United States Fauré, Mozart, Szymanowski, and Bizet: Cédric Tiberghien (piano), Seattle Symphony, Ludovic Morlot (conductor), Benaroya Hall, Seattle, 14.2.2013 (BJ)
In both of the main works on this program, the young French pianist Cédric Tiberghien provided welcome balm to the ears after the incoherent solo playing Schumann’s Piano Concerto had undergone a week earlier.
Starting with Ludovic Morlot’s sensitive account of Fauré’s Pelléas et Mélisande Suite, this evening began by presenting me with a curious aural experience. I usually sit on house left, often in one of the boxes on the level above the main floor. This time I was on the right, in a correspondingly positioned box, so you would expect that the sound would be the same, but actually it took me about 20 minutes to get my ears properly attuned to the quite unfamiliar sonority and balance I was receiving from the stage.

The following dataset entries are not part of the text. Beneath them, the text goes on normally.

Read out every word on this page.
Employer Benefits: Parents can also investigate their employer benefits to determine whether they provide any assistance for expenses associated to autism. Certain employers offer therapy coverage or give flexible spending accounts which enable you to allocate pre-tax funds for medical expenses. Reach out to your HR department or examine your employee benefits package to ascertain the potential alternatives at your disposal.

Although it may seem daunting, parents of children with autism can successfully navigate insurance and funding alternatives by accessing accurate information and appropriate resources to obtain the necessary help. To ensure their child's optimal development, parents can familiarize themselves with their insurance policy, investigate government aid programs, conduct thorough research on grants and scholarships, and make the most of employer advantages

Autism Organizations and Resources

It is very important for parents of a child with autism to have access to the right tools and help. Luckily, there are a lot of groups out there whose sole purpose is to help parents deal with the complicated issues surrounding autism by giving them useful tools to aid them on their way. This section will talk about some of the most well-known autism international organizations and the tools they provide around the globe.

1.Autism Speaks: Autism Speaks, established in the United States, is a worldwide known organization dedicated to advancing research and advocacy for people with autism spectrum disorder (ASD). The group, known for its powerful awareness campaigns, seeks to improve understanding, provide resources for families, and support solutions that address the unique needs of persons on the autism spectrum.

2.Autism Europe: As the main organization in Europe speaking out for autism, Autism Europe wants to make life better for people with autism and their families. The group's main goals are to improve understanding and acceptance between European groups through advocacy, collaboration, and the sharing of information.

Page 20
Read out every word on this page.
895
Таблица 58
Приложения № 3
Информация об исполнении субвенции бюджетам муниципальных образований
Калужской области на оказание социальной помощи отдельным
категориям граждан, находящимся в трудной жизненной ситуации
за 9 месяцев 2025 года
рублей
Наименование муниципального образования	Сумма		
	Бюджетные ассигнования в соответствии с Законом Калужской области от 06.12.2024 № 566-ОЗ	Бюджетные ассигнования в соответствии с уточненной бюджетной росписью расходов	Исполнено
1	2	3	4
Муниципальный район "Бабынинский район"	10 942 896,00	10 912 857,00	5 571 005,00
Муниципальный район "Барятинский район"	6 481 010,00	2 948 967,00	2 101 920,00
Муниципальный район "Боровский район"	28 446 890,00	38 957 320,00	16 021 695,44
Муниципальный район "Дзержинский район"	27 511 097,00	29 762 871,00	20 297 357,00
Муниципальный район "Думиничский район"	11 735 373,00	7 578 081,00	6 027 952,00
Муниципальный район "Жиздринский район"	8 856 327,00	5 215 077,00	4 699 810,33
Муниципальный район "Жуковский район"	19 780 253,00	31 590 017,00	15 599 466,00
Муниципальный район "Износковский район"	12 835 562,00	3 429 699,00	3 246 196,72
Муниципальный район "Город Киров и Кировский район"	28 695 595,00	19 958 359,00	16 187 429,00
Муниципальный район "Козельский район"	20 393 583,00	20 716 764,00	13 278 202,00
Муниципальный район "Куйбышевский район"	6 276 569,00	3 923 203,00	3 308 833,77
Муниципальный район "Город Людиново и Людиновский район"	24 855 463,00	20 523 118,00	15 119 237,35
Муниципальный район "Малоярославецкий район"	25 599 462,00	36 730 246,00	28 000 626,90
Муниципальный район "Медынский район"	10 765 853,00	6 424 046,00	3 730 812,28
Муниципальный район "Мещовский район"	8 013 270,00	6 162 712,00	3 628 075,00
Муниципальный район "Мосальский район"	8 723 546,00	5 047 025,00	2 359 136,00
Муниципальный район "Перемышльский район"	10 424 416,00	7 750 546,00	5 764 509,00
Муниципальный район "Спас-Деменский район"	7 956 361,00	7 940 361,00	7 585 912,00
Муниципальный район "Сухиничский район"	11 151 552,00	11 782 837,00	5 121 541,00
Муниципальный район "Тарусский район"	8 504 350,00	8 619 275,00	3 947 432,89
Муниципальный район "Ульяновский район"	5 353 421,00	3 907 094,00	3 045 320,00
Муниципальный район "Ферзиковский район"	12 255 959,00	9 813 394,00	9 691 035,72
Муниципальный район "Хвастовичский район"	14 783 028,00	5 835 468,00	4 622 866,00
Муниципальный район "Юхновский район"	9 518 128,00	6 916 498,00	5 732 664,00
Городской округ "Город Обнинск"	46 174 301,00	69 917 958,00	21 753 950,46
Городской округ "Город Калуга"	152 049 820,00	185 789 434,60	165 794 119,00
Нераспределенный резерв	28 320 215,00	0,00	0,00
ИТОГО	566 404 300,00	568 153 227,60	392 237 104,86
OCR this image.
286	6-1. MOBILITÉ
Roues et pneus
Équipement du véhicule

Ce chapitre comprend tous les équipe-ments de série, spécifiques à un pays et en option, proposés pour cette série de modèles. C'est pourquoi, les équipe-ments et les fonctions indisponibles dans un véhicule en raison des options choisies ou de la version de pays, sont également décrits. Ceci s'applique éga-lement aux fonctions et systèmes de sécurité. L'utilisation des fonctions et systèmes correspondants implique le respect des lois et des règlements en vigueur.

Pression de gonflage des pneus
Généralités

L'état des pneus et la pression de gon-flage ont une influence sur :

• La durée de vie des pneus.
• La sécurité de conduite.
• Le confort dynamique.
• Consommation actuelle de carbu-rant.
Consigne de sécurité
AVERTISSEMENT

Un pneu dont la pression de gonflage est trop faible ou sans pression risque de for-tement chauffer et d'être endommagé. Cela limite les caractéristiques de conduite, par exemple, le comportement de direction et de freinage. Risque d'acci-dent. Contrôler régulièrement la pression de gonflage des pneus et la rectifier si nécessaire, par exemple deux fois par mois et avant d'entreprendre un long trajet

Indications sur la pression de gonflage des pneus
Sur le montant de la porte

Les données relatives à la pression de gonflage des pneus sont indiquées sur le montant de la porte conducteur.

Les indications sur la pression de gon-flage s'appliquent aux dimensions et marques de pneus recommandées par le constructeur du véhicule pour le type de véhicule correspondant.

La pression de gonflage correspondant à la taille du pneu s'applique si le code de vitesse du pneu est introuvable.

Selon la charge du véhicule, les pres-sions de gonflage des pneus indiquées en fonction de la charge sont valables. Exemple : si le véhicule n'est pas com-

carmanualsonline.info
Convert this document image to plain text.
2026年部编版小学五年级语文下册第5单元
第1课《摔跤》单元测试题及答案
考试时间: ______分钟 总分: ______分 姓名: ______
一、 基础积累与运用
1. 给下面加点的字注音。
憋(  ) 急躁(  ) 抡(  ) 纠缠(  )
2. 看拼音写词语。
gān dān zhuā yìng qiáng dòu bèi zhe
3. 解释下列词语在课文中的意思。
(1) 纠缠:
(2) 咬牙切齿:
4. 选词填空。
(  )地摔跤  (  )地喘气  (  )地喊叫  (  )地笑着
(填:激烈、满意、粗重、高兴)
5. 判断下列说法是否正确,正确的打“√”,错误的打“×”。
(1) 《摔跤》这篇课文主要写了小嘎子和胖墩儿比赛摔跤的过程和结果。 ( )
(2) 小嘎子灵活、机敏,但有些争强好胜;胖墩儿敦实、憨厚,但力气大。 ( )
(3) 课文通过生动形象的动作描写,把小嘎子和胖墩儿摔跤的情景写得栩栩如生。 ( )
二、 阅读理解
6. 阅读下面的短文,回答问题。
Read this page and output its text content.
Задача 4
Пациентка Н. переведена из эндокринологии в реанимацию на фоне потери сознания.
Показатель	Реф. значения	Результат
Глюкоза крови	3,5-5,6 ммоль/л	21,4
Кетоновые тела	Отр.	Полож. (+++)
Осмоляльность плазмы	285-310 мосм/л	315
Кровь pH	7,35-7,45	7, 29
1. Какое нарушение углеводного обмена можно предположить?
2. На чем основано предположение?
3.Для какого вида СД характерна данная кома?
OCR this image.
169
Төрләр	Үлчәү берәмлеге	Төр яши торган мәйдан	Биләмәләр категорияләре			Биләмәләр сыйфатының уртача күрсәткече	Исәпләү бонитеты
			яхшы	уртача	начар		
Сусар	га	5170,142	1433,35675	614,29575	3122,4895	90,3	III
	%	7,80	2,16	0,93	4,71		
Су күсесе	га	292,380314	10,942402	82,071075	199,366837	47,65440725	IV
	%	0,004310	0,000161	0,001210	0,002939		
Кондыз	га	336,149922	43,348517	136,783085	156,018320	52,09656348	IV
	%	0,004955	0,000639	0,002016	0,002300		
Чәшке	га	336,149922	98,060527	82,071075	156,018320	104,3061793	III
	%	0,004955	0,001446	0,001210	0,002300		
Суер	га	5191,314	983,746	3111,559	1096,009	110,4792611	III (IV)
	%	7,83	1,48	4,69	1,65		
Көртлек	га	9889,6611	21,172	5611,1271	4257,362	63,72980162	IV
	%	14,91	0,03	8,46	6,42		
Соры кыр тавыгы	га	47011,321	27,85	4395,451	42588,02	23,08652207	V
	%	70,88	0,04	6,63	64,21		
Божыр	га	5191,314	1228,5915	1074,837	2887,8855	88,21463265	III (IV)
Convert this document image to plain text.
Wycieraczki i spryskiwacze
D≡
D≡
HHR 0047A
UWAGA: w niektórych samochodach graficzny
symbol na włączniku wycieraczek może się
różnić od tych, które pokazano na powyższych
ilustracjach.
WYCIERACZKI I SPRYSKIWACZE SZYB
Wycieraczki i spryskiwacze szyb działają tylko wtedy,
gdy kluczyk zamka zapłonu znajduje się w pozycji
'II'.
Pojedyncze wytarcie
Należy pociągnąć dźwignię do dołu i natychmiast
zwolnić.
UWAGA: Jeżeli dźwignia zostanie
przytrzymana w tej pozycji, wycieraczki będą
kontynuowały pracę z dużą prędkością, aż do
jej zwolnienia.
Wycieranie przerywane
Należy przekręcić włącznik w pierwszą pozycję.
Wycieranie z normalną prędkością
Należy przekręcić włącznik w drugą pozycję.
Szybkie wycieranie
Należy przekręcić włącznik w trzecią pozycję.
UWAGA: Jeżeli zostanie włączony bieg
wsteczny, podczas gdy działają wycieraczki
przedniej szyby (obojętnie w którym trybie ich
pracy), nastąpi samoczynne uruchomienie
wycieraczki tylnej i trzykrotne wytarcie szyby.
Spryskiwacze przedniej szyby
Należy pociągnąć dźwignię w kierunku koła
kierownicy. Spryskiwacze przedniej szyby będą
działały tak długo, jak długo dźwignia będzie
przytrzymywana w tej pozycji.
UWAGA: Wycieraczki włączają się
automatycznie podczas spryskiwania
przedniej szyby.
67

The difference may well have been due to my changed angle with regard to the various orchestral sections, but it even affected the first few minutes of Tiberghien’s playing after the opening orchestral ritornello of Mozart’s C-major Concerto, K. 467. Gradually, however, everything came into focus, and by the end of the concerto the soloist had established his stature as a gifted pianist and a stylish Mozartean.
Perhaps even more impressive was his contribution after intermission to Szymanowski’s Symphony No. 4, or Symphonie concertante, which features a solo piano part of formidable proportions. Blending skillfully with the assured playing of the orchestra, Tiberghien made very clear the gulf that lies between the classical style of Mozart and the late-romantic language Szymanowski was still speaking in 1932. Most striking of all, in the slow movement, was the warmly lambent tone he drew from the upper reaches of the keyboard.
It was surprising to reflect that this music came from the pen of a composer born in the same year—1882—as Stravinsky. Its expressive mode is sensual (which Stravinsky almost never is) and rhetorical (again, something of a rarity in the Russian’s music), and these characteristics are carried at times to the point of blatancy. Nevertheless, this cogently paced and sonically cultured performance left me with more respect for the work than my previous encounters with it had evoked. (Now we need Maestro Morlot to demonstrate his penchant for Polish music further by programming some music by the late Andrzej Panufnik, often overshadowed in the public perception by Lutosławski and Penderecki, but in my judgement a far greater composer.)
The concert ended with a suite the conductor had compiled from Bizet’s Carmen. The movements were Prélude, La garde montante, Séguédille, Danse bohême, Intermezzo, Aragonaise, and Les toréadors. Here, under Morlot’s obviously committed leadership, the orchestra clearly enjoyed itself, playing the luxurious passages with suitable passion, and the dashing ones with infectious swagger—or, to use the inimitable Italian word, slancio. It made an appropriately festive ending to a program somewhat factitiously billed, with an implicit nod to its Valentine’s Day date, under the title “Love Stories.”